The measure was signed into law by Democratic Gov. Gavin Newsom last fall. And while the measure states that “participating” in an assisted suicide is a “voluntary” endeavor, the lawsuit argues that the law very narrowly defines the latter term, which summarily deprives physicians of sufficient legal protection over any refusal to take part in steps that approve of a purposeful killing.

First, the physicians must document in the patient’s medical record their desire to die, which takes care of the first of two required “oral requests” for patients to then get a prescription for a lethal medication. In addition, doctors have to send the record to a second physician if the patient requests it.

Participation an intentional killing excludes “[d]diagnosing whether a patient has a terminal disease, informing the patient of the medical prognosis, or determining whether a patient has the capacity to make decisions,” as well as letting a patient know about options to assisted suicide.

That language caused some concern to the Democrat-controlled legislative committees that reviewed the legislation, Just the News noted:

The Senate Health Committee’s analysis noted the California Medical Association only supported the 2016 legislation because of its “true conscious objection and opt out” provision.
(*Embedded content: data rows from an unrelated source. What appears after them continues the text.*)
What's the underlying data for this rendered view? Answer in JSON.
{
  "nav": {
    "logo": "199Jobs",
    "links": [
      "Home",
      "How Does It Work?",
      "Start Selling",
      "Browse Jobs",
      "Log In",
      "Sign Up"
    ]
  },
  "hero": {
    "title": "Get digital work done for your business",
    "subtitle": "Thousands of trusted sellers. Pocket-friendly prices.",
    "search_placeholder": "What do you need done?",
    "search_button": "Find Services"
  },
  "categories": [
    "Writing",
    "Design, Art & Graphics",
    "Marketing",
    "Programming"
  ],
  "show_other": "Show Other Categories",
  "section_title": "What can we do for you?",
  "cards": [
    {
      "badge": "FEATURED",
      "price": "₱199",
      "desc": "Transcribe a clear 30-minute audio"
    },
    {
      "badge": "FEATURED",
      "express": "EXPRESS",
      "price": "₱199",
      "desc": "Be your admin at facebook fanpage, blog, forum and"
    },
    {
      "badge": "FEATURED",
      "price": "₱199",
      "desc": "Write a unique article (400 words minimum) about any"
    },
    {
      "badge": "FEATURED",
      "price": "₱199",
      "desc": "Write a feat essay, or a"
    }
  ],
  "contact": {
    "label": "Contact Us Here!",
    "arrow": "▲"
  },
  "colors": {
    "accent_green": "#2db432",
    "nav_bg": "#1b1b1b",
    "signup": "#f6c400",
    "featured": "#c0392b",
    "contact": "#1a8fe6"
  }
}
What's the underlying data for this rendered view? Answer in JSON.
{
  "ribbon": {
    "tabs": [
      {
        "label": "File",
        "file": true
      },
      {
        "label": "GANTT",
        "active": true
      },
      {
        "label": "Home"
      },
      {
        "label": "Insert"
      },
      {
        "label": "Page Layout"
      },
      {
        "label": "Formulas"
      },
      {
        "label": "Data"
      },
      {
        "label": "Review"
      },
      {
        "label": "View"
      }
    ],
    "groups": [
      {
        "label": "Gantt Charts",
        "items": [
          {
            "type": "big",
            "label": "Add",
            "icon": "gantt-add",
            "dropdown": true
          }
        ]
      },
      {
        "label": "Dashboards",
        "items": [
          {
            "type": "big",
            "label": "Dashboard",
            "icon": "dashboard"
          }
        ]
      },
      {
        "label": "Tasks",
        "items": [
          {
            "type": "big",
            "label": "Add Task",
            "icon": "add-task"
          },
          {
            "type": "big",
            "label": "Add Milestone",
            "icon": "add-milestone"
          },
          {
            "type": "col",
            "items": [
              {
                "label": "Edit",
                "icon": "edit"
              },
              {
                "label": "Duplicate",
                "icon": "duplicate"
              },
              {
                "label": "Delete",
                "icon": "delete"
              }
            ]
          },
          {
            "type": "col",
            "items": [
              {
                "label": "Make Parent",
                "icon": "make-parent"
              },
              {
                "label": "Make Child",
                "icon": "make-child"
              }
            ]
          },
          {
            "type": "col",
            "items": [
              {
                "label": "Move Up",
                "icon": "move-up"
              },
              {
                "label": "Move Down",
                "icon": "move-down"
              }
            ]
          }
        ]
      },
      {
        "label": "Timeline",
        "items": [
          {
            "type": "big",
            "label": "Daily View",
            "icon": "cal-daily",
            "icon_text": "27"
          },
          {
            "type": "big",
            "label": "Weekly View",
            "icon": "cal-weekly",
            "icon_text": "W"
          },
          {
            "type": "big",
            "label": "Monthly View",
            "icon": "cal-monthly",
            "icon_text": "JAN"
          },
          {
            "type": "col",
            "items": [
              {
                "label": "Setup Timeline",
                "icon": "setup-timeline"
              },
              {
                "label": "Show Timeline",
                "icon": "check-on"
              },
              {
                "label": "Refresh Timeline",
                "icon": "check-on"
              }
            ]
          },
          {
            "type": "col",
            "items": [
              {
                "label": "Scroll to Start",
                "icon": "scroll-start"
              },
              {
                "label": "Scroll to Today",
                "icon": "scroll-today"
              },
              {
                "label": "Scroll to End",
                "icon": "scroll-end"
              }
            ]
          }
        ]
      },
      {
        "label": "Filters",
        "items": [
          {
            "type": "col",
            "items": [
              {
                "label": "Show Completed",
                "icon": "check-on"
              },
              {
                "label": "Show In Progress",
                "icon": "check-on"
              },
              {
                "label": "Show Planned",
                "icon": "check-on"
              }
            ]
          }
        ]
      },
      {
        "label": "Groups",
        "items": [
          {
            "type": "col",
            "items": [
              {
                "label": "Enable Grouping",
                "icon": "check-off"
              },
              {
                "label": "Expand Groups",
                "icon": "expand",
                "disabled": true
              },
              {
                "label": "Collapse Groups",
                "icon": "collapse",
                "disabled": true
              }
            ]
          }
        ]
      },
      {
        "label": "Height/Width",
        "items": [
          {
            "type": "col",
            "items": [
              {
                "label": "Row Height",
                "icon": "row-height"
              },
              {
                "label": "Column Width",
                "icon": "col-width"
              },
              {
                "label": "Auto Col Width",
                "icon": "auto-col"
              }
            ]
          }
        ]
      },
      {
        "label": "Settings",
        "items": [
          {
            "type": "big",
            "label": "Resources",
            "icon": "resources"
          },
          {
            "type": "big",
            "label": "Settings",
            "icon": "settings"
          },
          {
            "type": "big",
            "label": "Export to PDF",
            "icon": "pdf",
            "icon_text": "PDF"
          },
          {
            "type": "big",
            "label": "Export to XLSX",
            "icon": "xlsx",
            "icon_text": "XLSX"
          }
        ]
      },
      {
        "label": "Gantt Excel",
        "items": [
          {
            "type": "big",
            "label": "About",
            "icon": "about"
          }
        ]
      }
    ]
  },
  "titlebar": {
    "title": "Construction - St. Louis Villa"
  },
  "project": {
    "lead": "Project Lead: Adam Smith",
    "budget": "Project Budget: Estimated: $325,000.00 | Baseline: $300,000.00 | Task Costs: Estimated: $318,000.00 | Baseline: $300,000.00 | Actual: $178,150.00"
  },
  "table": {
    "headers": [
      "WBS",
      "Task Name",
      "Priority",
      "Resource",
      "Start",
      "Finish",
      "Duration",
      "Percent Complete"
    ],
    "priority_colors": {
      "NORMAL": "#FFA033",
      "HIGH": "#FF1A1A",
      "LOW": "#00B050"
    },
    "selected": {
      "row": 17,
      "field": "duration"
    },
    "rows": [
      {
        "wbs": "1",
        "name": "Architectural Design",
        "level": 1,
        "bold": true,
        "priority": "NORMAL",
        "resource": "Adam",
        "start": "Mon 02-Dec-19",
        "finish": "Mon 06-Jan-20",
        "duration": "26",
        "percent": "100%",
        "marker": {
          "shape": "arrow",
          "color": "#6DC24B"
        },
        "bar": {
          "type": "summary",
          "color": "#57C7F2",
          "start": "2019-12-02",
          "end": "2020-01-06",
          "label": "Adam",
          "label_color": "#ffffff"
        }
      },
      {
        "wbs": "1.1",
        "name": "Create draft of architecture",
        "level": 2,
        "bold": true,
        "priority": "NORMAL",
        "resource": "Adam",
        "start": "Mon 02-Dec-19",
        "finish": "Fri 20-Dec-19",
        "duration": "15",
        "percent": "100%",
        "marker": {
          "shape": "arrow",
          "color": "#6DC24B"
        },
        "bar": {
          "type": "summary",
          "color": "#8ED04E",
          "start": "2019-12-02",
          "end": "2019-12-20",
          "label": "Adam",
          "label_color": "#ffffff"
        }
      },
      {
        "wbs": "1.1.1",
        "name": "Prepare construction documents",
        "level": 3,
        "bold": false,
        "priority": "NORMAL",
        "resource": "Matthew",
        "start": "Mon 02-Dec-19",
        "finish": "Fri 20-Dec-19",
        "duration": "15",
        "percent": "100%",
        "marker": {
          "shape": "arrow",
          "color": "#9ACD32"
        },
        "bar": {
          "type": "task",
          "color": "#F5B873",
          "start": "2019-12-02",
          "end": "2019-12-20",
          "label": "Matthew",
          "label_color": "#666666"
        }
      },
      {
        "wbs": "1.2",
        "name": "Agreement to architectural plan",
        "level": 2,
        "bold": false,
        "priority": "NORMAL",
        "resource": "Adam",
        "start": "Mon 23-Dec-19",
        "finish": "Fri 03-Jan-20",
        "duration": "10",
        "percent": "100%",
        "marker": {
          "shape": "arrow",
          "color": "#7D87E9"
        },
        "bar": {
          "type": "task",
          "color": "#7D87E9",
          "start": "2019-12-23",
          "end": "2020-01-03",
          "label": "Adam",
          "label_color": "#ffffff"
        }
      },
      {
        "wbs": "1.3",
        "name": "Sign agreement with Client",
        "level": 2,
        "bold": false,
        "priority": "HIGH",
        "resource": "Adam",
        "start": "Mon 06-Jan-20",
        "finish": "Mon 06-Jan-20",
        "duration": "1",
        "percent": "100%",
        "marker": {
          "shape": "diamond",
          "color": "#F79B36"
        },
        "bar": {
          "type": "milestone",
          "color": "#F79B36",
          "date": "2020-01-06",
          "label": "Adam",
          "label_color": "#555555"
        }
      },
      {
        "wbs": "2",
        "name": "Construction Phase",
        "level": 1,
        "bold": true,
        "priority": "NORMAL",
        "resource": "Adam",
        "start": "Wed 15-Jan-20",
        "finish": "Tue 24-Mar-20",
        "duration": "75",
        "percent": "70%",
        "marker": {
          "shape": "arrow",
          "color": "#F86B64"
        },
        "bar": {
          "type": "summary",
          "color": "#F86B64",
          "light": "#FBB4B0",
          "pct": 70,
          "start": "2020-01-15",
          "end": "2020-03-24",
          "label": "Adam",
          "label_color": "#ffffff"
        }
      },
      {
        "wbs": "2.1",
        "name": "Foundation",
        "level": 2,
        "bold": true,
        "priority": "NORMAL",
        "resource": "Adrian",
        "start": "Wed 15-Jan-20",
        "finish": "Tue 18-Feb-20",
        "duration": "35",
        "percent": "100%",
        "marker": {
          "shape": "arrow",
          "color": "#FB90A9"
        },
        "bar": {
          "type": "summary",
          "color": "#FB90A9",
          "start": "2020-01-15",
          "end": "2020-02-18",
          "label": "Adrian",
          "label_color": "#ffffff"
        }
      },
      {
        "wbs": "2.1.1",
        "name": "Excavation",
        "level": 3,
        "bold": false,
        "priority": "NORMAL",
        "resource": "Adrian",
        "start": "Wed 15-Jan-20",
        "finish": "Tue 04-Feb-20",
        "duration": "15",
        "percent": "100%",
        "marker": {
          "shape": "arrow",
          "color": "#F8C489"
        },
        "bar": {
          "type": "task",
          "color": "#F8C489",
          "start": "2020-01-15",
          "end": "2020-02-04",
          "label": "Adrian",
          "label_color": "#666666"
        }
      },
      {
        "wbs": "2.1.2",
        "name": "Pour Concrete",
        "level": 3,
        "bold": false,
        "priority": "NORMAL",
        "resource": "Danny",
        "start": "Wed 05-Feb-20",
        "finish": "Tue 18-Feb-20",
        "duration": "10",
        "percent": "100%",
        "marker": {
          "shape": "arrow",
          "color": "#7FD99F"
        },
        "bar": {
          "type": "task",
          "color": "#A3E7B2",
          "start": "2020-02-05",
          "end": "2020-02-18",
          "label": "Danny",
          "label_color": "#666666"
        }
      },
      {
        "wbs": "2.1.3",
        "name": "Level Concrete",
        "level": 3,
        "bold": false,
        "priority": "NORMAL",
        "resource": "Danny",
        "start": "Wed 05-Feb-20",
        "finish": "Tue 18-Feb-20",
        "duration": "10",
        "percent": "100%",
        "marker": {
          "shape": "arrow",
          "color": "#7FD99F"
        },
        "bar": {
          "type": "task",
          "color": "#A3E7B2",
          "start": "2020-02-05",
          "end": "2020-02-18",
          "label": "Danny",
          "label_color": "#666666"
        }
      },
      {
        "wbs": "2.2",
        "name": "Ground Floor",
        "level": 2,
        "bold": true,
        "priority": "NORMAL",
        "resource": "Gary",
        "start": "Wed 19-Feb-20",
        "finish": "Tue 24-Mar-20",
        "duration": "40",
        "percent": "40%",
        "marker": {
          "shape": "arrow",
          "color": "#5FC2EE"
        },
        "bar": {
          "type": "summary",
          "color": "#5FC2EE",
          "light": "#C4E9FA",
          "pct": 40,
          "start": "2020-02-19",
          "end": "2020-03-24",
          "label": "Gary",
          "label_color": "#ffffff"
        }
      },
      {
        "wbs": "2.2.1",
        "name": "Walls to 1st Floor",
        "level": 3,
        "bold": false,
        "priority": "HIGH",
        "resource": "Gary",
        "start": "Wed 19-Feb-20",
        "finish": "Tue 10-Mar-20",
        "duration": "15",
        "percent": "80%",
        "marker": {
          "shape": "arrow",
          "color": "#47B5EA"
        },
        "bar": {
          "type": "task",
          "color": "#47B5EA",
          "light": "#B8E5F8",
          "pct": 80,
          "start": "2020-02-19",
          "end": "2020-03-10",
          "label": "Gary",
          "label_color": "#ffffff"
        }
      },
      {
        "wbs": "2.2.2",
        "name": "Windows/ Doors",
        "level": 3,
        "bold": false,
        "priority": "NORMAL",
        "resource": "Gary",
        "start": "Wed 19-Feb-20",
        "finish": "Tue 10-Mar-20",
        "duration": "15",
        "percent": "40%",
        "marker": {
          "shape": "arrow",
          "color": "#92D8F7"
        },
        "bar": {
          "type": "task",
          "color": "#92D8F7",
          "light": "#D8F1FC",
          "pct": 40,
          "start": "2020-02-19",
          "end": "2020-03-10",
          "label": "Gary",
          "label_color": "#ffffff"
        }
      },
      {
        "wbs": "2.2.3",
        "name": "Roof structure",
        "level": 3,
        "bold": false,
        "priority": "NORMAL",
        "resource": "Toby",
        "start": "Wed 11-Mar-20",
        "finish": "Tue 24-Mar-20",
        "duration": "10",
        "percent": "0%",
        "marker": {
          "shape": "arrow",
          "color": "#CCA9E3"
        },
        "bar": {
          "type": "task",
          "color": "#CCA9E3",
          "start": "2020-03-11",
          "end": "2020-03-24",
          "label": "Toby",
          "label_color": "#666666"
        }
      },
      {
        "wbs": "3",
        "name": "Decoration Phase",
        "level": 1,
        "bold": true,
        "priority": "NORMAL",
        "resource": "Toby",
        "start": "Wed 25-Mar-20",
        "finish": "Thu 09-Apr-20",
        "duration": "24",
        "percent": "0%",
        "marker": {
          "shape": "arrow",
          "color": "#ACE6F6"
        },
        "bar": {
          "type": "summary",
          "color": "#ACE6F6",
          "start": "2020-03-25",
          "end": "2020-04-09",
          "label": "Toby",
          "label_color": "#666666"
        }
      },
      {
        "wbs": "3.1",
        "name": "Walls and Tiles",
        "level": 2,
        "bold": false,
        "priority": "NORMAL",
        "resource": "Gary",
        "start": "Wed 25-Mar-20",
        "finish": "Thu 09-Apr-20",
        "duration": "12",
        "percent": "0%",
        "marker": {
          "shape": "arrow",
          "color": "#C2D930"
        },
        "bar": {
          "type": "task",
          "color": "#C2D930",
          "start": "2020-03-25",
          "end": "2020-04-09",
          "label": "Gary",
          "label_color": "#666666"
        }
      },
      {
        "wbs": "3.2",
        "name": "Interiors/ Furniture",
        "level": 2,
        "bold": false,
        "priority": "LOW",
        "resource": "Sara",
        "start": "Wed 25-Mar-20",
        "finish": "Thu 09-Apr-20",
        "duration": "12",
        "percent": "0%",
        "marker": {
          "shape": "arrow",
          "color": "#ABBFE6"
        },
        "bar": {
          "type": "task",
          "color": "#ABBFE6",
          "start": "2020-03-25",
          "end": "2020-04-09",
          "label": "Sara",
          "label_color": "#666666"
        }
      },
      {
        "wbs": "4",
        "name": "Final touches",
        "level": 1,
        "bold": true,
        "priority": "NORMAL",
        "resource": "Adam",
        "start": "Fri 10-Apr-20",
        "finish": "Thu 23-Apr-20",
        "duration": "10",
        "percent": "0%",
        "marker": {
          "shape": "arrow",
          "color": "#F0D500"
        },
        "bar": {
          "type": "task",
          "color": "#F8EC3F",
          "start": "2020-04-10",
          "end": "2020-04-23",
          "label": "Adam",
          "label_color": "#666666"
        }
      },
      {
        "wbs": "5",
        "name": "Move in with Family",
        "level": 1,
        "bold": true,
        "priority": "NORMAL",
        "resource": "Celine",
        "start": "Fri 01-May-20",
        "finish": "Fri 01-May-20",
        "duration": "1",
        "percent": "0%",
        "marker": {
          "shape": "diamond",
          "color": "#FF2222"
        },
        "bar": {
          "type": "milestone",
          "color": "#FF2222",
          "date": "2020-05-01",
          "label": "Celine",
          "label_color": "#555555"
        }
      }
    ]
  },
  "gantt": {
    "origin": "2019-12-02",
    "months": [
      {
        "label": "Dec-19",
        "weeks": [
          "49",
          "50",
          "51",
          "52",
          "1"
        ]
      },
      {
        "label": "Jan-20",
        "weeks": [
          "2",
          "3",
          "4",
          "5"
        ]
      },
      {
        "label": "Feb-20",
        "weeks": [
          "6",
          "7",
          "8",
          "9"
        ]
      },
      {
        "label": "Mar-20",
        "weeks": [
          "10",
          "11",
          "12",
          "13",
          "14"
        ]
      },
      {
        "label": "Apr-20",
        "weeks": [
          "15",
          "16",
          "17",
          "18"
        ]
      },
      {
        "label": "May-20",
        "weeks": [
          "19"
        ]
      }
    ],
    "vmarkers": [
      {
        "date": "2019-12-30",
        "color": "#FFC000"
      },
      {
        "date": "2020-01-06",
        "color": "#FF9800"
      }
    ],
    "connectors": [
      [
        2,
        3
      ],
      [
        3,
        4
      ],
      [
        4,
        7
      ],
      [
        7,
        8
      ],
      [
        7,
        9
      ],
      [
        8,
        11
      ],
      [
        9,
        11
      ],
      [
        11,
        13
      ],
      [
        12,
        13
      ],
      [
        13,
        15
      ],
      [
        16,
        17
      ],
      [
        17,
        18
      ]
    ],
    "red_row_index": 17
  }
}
The California Hospital Association flatly said it would oppose SB 380 with the narrow definition of “participating.”

The Senate Judiciary Committee’s analysis said the bill raises “constitutional questions with respect to freedom of speech and the free exercise of religion,” given that physicians face “exposure to liability” for not “affirmatively facilitating” a patient’s rights under the law.

The Assembly Judiciary Committee (AJC) analysis a few months later left out that concern, possibly because the bill had been amended by then. The lawsuit claims the revision did not change the exceptions to “participating” but organized them differently.

In sum, the lawsuit claimed that the amended law treats doctors who participate in assisted suicide better than those who refuse to do so, as the former cannot be subjected to “a complaint or report of unprofessional or dishonest conduct” just on the basis of deciding to help people kill themselves.

The left continues to destroy what is left of our culture.